くだらない理由
侍女が見た木の棒は、本当に木の棒でした。
調べてもらって判明したくだらない事実ですが…。
子供たちを集めたお茶会で自分の取り巻きの少年達と遊んでいた公爵子息は、庭の隅にあった木の枝を拾ったそうです。そして、ちゃんばらごっこをしていたのだと。休憩のために皆がいる会場に戻ってきたところで、お姉様がぶつかってしまい、遊びに使っていたその木の枝が折れてしまった。
ただそれだけ。
ただそれだけで激高したその公爵子息は、近くにいた庭師からハサミを奪い取り、お姉様の髪を切ったと…。
拾った木の枝のために、お姉様の髪が切られたなんて、本当に許せません。あり得ません。
まともな理由ですらありませんでした。ただ、あの公爵子息の機嫌を損ねただけ。
許すまじ蛮行です。
公爵家から謝罪はされましたが、あの少年が謝罪に我が家を訪れることはありませんでした。公爵家の家令が謝罪の手紙と品物を家届けにきただけです。誠意は感じられません。
あの少年のせいで、お姉様は夜眠れなくなってしまいました。
あの事件からしばらくは、お姉様のお気持ちが不安定で突然泣き出したり、夜目覚めた時に怯えたりするようになってしまい、わたしが常にお側におりました。夜も一緒に休みましたが、お泊まり会などと浮かれられる状況ではありませんでした。
お医者様から処方してもらった薬を飲まなければ眠れなくなってしまったお姉様に、心が痛みます。
本当に許せません。
わたしは、あの少年のことを調べることにいたしました。
お礼をするにしても、何をどうすれば効果的か、調査が必要です。
クリス殿下もお姉様を気にかけてくださり、よく訪ねてきてくださいましたので、殿下にも協力をお願いすると快く協力くださいました。
殿下も相当にお怒りのようです。
あの少年の名前はジョシュア。公爵家嫡男で姉が一人います。姉の名前はカドミナ。あの公爵家の令嬢も子息も我儘で傲慢と評判が悪いそうです。ご両親は特に注意もなさらないので、やりたい放題だそうです。
お姉様の髪を切ったことも、得意気に「俺に無礼を働いた者を懲らしめてやった」などとのたまっていたそうです。本当にあり得ません、あの少年。
嫌いなものは虫だそうです。特に蜘蛛が大嫌い…。
お姉様の綺麗な髪を切ったのです。女性の髪を平気で切るようなマナー知らずの乱暴者。

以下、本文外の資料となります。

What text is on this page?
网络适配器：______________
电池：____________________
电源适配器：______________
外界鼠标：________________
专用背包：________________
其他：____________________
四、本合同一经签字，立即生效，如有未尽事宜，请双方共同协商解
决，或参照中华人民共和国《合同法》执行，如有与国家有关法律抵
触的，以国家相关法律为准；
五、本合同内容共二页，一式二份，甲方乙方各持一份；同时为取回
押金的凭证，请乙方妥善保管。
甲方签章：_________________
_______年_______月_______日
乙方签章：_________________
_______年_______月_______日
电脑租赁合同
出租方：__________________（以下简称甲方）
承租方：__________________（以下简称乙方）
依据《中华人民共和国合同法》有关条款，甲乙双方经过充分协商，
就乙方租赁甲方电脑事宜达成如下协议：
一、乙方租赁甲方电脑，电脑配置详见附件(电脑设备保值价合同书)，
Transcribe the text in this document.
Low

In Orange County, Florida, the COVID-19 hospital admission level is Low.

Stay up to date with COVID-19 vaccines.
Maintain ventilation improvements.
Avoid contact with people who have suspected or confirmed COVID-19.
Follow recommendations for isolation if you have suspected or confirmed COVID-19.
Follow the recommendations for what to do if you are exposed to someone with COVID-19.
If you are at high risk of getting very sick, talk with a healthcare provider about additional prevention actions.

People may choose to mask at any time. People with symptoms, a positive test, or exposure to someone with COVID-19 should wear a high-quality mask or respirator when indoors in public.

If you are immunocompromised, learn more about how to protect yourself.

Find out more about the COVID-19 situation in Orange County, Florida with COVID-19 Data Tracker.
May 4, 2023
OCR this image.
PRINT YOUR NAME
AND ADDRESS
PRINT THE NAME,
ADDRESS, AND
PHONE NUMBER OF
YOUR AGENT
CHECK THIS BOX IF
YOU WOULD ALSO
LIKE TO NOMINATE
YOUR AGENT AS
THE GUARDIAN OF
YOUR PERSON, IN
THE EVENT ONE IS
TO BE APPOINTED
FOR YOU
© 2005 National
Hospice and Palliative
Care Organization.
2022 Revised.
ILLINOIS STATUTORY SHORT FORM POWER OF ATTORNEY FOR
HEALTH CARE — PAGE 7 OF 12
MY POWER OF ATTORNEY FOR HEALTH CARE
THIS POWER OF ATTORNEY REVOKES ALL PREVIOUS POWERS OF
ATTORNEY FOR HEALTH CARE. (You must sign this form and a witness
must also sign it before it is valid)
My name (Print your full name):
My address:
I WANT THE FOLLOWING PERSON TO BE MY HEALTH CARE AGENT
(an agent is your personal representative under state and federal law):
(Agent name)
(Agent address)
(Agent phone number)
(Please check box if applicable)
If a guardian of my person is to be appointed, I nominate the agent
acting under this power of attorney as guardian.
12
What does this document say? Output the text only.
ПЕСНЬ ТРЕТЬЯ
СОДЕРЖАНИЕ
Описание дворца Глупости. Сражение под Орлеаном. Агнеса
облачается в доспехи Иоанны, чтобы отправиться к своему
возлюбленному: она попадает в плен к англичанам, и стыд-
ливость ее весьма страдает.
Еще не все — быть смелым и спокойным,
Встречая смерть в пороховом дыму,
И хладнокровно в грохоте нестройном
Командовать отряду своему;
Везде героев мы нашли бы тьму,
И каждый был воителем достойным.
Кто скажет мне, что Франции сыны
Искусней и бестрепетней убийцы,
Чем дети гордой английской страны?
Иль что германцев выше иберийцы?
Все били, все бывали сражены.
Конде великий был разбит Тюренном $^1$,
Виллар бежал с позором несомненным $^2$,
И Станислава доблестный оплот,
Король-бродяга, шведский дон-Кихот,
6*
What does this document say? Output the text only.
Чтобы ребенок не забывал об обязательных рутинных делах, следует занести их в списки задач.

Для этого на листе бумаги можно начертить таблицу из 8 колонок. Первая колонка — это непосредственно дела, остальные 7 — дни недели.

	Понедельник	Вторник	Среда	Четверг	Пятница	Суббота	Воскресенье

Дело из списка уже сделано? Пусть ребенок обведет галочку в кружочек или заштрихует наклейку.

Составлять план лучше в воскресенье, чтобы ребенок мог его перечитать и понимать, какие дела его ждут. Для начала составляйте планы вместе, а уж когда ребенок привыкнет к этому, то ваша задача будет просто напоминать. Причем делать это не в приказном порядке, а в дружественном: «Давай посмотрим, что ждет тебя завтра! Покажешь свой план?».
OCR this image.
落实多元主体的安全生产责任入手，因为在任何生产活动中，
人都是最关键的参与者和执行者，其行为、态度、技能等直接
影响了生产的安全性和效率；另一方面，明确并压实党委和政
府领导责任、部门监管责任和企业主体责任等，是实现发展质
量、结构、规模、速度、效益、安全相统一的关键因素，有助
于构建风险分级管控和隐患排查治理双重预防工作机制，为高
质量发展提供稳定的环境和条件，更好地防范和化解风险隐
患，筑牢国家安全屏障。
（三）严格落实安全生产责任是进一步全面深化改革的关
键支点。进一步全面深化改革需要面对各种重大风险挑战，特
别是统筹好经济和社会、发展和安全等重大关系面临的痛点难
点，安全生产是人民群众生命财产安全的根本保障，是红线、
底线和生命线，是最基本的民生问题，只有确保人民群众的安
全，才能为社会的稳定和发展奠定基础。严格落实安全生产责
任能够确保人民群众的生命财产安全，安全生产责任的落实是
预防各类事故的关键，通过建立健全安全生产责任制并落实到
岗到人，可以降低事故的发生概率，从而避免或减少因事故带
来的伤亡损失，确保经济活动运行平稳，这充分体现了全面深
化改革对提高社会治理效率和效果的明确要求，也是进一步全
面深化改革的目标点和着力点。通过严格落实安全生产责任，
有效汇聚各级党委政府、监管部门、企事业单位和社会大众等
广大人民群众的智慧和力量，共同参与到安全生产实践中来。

傲慢で反省もしない。誰も本気で叱りもしない。
勝手に人の髪を切って何も思うところがないのですから、自分の髪も大切ではないでしょう?いらないでしょう?
眠れなくなってしまうほどショックを受けたお姉様…。気持ちの不安定さは少しずつ落ち着いてきましたが、いまだにお薬が手放せませんし、屋敷の外に出ることを怖がります。
本当に胸が痛みます。心が痛くて瞳を潤ませるわたしを、優しいお姉様は慰めてくださるのです。ご自分の方が辛いのに…。
本当に許せません。
お姉様を傷つけて、そのままで済むと思わないでくださいませね。